How private companies can create a more secure cyber environment

In the crosshairs of cyber criminals

Large public companies used to be the main targets for cyberattacks. But now, even small private companies find themselves in the crosshairs. And as cyberattacks become increasingly frequent, sophisticated, and costly, the risk level is rising even higher.

The challenge is particularly acute for private companies, which often have limited cybersecurity resources. They tend to focus on basic blocking and tackling, such as password protection and once-a-year vulnerability assessments.

Of course, there’s no such thing as 100-percent bulletproof cybersecurity, and a perfect, one-size-fits-all cyber strategy doesn’t exist. Every business needs to develop its own cyber strategy and roadmap that reflects its unique needs, risk tolerance, and budget constraints.

For most private companies, the first step of this is to conduct a maturity assessment to understand their current cyber capabilities and identify what they need to improve.

The three facets of an effective posture

At its core, effective cybersecurity revolves around three broad sets of capabilities:

Key elements of a secure cyber environment

To be more secure, organizations need to establish effective controls for their most sensitive assets and balance the need to reduce cyber risk against other critical business needs such as growth, productivity, and cost reduction. Key elements of such a strategy include:

  • IoT security. Securely developing and implementing next-generation connected products.
  • Cloud security. Evaluating cloud vendor security capabilities and ensuring the security of cloud platforms. 
  • Infrastructure protection. Designing, deploying, and maintaining secure traditional and emerging infrastructures and technologies. 
  • Application protection. Designing, developing, and configuring applications using secure development and testing methods.
  • Identity and access management (IAM). Establishing comprehensive IAM programs, from defining a clear vision and strategy for secure access to identifying information assets to deploying and operating IAM platforms (including integration with other IT platforms).
  • Information privacy and protection. Navigating privacy risk and the broad challenge of information protection, including risks arising from people and processes, not just technology. 
  • Cyber risk analytics. Modernizing an established cyber risk management framework, shifting from periodic risk reporting to predictive, real-time (or near real-time) risk reporting.

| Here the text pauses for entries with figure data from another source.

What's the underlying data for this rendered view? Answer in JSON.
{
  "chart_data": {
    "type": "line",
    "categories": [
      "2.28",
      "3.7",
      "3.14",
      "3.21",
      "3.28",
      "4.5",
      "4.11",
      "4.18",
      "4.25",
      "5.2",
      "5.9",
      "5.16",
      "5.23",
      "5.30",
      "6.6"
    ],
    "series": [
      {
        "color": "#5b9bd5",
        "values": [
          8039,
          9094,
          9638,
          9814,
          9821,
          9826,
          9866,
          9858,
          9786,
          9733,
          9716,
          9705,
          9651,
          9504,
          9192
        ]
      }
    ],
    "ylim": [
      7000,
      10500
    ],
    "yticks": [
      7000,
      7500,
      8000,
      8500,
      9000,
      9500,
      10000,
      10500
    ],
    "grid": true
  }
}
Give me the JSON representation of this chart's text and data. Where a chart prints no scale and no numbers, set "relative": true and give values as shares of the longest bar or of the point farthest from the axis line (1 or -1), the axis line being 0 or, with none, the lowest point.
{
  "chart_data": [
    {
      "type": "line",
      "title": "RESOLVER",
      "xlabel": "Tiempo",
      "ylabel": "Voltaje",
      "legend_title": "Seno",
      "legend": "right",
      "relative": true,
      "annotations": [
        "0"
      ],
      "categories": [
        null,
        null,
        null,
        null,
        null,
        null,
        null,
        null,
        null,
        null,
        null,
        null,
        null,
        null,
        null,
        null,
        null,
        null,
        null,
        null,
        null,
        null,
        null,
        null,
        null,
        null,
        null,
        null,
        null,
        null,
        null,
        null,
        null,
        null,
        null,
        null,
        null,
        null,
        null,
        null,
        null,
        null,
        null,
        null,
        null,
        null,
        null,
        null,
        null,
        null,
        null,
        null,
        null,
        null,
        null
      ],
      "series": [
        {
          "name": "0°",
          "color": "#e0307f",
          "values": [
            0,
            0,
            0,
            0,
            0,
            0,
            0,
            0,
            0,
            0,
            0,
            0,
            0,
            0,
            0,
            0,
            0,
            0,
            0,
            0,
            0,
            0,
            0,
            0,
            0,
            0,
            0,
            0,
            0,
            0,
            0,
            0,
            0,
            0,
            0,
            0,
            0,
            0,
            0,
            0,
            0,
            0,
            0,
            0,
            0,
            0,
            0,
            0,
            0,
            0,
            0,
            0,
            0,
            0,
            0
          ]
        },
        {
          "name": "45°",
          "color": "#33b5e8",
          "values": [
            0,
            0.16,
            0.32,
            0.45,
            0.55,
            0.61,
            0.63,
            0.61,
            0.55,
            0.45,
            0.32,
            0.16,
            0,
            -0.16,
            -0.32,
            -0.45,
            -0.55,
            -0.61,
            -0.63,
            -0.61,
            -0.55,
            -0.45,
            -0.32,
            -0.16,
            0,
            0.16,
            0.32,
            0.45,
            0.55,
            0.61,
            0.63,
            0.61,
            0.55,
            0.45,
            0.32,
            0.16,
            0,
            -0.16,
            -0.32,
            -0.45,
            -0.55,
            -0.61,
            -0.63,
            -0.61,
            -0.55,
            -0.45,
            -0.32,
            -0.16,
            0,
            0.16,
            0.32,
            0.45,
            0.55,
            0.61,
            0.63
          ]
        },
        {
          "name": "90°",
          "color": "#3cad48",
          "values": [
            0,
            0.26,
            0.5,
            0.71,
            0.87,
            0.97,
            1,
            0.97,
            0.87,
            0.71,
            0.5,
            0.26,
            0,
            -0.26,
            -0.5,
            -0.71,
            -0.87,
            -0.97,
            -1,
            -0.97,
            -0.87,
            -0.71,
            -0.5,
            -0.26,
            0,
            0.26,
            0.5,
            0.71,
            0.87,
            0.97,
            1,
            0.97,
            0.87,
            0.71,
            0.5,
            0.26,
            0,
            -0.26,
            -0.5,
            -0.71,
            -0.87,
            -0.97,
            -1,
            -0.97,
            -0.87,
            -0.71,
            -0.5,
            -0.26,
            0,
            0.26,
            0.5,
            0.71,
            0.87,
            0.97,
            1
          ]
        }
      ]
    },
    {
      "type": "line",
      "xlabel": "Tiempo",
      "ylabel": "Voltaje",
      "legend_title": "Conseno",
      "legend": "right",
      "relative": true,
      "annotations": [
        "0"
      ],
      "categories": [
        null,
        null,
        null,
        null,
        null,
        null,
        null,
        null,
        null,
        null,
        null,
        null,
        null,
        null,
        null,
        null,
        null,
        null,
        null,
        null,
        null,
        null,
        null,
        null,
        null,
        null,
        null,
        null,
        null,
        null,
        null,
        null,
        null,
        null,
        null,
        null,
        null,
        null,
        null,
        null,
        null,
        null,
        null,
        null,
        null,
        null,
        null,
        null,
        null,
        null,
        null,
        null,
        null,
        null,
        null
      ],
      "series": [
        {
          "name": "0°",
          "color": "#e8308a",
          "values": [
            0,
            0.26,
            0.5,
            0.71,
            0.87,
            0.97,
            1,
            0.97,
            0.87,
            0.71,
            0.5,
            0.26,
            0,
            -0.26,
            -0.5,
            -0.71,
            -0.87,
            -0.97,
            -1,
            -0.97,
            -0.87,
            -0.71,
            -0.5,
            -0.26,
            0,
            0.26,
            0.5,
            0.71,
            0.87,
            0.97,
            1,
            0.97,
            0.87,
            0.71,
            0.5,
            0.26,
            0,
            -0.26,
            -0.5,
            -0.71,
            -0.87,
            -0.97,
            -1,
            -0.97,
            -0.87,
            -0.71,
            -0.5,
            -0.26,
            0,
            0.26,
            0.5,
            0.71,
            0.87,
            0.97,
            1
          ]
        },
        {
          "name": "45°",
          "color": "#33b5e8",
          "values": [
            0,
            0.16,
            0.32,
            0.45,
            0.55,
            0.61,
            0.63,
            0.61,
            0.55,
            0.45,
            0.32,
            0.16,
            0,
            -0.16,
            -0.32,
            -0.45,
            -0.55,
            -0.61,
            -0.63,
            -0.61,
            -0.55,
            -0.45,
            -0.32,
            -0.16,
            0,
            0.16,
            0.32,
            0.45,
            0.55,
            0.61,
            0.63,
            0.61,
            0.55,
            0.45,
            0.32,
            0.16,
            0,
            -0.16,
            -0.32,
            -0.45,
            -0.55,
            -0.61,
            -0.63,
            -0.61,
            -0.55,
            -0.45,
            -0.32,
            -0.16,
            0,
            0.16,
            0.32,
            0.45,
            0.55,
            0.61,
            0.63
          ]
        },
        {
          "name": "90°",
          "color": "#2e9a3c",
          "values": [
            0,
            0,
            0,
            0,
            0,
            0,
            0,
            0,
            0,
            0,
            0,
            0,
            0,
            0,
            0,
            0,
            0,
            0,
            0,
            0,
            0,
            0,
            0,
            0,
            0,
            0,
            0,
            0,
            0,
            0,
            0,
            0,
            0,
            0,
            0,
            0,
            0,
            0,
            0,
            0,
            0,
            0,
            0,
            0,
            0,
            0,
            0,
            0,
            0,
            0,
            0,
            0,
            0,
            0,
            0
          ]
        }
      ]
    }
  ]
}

Clients, vendors demand accountability

Robust cybersecurity is not something private companies can put off or ignore. A growing number of customers and value chain partners refuse to do business with companies that cannot demonstrate a disciplined and sustained approach to securing their cyber environment and data.

Cyber risk is also not something a business should delegate to an IT provider. Many companies that outsource some or all of their IT activities are under the mistaken belief that cybersecurity is strictly their vendors’ responsibility. If they take a close look at their outsourcing contracts, they’ll likely find that the responsibility for preserving and protecting data ultimately resides with them, not their vendors.

Start with a cyber maturity assessment

The first step toward creating a secure cyber environment is to assess your organization’s current capabilities and determine where they fall on the cyber maturity curve.

An assessment will show how secure, vigilant, and resilient your organization’s cyber capabilities are. It will also measure risk exposure and vulnerabilities, providing a prioritized roadmap to develop the cyber capabilities that are right for your business in light of its budget constraints and risk tolerance.

A comprehensive cyber maturity assessment includes:

  • Evaluating your current cybersecurity governance and operations
  • Reviewing cybersecurity-related documents such as security policies, standards, and organization structures
  • Conducting interviews and workshops with key staff members from various departments, including information technology, information security, business operations and administration, human resources, and facilities and services 
  • Developing recommendations to address critical risks that are aligned with your organization’s business objectives

Overcoming the barriers to action

Private companies have different priorities and constraints than public companies, starting with the fact they aren’t subject to external audit. This gives them more latitude to avoid confronting the challenge of cyber risk. However, it can also increase their vulnerability and risk exposure, while making it harder to get funding for cybersecurity initiatives–especially when they’re facing other more visible and pressing priorities, such as the need to pursue sales growth.

A cyber maturity assessment can help members of the board of directors understand the critical gap that currently exists in the company’s cyber capabilities and what the potential impact is, thus equipping them to properly exercise their fiduciary responsibilities. Also, it provides a clear roadmap so the directors can see exactly what needs to be done to close the gap and create a secure cyber environment, instead of perceiving cybersecurity as an unsolvable riddle and bottomless pit of potential investment.

As with most big challenges, the hardest thing about cybersecurity is understanding the problem−and then taking the first step to address it. A cyber maturity assessment will help you understand exactly what challenges you face so that you can tackle them head-on.